Denn Deutschland bietet keine validen Alternativen für Familien, die die Pflege nicht selbst leisten können, aber Angehörige auch nicht in Pflegeheime mit dubiosen Qualitätsstatistiken schicken möchten.

Scheinheiligkeit der deutschen Politik

Wie der DGB ausführt: Die Situation ist in Deutschland ein offenes Geheimnis und von der Politik durchaus mehr oder weniger gewollt. Denn anders lässt sich die prekäre aktuelle Situation nicht überbrücken.
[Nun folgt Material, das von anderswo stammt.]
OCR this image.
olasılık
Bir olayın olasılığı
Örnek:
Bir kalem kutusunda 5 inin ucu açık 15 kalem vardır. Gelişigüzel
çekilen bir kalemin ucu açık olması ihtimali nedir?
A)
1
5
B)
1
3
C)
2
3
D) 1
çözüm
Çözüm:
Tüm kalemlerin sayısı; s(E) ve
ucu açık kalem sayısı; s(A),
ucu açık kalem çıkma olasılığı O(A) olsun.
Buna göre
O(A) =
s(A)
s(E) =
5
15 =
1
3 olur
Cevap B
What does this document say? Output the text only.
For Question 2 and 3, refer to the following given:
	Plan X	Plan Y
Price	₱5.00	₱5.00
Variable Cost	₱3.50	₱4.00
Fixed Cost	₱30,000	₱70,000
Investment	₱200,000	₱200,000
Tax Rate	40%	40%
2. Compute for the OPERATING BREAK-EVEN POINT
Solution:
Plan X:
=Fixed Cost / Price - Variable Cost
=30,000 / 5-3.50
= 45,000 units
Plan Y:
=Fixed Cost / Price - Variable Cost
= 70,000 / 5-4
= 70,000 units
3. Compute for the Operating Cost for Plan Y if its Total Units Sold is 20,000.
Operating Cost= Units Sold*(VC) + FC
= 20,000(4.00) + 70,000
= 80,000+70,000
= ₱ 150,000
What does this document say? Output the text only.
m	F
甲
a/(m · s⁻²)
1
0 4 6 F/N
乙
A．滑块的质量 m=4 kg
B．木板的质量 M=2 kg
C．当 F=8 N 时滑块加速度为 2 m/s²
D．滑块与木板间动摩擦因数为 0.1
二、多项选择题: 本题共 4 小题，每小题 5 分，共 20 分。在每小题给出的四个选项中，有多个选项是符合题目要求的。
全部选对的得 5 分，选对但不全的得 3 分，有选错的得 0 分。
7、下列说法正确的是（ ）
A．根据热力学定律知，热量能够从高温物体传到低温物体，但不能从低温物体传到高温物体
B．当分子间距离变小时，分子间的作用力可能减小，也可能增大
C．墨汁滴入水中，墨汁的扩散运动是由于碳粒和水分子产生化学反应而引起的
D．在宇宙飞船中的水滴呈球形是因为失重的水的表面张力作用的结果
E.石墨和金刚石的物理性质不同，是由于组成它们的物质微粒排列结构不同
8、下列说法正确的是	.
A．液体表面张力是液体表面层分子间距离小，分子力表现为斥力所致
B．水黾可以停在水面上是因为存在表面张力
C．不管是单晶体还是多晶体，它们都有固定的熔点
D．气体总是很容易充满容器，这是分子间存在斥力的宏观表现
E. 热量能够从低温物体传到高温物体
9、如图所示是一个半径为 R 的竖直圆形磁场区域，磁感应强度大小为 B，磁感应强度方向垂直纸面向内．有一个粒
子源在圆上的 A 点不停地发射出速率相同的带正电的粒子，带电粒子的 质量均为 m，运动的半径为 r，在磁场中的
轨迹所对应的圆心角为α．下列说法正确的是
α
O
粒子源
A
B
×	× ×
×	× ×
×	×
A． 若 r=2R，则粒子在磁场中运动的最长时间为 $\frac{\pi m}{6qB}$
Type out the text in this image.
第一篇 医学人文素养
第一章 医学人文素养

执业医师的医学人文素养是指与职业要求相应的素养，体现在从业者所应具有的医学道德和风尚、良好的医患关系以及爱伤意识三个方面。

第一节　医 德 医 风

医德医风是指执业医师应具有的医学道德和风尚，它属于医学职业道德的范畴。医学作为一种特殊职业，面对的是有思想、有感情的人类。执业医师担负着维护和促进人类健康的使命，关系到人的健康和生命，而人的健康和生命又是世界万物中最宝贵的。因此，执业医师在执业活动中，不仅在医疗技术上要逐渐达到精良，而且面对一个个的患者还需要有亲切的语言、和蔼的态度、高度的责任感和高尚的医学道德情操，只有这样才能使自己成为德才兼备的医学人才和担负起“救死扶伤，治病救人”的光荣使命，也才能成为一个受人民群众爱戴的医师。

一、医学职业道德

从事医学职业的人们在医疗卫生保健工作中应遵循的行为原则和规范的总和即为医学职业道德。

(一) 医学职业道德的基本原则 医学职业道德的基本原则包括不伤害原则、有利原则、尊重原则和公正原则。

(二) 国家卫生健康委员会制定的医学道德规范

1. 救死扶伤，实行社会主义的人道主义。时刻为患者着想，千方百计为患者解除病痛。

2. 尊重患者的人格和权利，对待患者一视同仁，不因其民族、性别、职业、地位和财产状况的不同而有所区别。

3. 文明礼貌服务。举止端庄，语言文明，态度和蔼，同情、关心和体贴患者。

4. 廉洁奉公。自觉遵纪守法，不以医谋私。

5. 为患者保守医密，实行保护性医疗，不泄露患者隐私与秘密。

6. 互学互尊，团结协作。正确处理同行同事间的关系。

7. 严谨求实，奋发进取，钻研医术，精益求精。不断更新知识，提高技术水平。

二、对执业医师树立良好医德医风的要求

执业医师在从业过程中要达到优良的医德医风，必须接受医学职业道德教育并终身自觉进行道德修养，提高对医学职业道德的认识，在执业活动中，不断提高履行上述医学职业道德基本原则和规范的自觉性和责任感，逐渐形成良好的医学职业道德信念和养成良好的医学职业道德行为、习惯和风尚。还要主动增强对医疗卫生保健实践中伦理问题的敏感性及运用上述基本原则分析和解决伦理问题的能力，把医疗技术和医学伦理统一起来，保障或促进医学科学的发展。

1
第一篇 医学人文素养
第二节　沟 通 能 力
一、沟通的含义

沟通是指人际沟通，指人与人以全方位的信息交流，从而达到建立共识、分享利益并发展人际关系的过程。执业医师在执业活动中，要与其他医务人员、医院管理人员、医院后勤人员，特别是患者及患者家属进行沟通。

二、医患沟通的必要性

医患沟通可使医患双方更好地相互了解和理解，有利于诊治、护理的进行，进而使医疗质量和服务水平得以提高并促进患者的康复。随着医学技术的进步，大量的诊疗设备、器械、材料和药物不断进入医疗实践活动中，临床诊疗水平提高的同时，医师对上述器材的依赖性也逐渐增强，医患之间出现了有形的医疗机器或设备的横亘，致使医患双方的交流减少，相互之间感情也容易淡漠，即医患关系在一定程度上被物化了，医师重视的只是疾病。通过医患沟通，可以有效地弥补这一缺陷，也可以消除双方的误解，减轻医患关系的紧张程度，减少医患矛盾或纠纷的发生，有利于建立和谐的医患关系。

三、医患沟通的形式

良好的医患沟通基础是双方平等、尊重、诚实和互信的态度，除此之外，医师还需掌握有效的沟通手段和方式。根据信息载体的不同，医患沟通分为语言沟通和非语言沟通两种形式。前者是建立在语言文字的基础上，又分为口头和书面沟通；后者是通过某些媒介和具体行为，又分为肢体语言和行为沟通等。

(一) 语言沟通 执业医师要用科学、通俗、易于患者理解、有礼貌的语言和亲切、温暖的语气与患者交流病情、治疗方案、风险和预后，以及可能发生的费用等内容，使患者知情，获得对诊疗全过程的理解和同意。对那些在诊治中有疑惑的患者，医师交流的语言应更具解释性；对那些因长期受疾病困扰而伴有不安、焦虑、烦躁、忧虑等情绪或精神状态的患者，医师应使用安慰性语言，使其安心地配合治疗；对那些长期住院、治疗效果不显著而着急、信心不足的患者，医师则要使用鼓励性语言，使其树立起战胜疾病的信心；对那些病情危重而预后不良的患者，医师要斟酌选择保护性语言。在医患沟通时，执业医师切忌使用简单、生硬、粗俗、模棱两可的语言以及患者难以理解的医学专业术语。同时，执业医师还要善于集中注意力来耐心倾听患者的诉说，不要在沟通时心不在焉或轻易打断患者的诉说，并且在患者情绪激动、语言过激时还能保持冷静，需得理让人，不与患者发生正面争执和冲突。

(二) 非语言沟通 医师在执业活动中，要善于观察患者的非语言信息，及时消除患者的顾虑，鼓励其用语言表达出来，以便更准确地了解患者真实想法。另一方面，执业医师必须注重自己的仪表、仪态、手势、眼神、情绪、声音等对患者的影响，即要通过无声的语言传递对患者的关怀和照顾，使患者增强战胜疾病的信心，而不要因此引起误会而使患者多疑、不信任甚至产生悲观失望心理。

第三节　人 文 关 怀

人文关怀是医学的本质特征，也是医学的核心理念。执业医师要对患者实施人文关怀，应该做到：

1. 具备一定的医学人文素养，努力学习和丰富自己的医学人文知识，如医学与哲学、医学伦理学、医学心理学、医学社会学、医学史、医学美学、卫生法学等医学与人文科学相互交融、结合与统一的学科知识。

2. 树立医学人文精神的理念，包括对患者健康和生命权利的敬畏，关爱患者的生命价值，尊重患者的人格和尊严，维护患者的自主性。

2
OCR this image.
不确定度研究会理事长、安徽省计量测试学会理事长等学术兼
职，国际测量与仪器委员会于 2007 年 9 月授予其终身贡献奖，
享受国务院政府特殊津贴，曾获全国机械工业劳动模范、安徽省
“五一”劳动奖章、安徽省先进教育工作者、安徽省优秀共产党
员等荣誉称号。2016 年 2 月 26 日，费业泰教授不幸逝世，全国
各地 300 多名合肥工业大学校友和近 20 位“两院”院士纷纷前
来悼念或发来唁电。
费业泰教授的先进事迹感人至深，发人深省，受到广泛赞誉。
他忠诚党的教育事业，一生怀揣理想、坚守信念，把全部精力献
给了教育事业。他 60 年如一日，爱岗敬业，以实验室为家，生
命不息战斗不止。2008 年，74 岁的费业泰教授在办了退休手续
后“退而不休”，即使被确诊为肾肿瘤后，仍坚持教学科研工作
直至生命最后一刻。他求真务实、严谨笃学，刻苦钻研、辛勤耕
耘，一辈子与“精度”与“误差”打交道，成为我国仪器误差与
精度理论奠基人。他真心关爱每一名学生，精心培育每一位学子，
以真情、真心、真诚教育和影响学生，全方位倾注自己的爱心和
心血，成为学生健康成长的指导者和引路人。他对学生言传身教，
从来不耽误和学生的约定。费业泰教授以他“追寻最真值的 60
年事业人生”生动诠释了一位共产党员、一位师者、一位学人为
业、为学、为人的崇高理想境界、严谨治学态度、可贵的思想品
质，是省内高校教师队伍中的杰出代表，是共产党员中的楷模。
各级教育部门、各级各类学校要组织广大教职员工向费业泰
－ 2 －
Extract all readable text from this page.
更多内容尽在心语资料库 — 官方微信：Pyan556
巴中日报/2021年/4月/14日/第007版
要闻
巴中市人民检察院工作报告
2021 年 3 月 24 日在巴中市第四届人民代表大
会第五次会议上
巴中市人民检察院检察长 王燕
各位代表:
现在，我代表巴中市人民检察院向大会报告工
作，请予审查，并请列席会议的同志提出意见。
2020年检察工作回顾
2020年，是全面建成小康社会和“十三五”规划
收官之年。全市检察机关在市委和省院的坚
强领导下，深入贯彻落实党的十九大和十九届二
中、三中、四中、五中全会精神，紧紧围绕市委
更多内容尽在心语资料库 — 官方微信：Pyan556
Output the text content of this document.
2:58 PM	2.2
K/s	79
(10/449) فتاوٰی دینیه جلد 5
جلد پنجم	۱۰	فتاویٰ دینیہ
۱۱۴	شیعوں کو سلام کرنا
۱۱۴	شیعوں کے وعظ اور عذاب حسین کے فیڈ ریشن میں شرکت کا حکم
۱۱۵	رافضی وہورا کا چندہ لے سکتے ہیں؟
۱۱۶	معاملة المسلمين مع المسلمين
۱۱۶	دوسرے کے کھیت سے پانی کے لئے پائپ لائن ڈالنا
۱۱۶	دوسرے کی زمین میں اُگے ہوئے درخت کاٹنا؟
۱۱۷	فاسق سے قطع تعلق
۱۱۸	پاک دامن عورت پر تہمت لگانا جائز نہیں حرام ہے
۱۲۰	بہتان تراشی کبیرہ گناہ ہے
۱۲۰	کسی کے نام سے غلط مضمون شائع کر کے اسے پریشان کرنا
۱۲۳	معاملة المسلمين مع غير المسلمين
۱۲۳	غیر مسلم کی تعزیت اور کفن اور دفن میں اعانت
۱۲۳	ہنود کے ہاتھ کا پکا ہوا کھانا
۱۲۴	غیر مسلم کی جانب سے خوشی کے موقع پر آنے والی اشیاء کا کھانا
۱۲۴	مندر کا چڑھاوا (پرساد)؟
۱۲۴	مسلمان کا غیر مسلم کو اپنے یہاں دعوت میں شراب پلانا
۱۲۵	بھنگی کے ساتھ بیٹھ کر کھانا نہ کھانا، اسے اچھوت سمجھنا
Die Lage zeigt aber auch wieder mal die Scheinheiligkeit von Spahn’schen Vorstößen auf, beispielsweise die häusliche Intensivpflege zu reduzieren: Hier wird qualitativ hochwertige Pflege von Pflegekräften geleistet, die von deutschen Pflegediensten bezahlt werden. Dieser sehr guten Arbeit werden die schwarzen Schafe vorangestellt, die durch ähnliche Ausbeutermodelle Dumpingpflege betreiben und dann von Herr Spahn als Ausrede genommen werden, Geld aus der Intensivpflege zu pumpen – statt überall mehr in gute, echte Pflege zu investieren.

Deutschland, das reiche Nachbarland, muss verstehen: Persönliche Pflege zu Hause kostet Geld – wenn wir das nicht über unsere Steuern bezahlen wollen, dann haben wir moralisch keine Alternative zur Massenabfertigung in Pflegeheimen.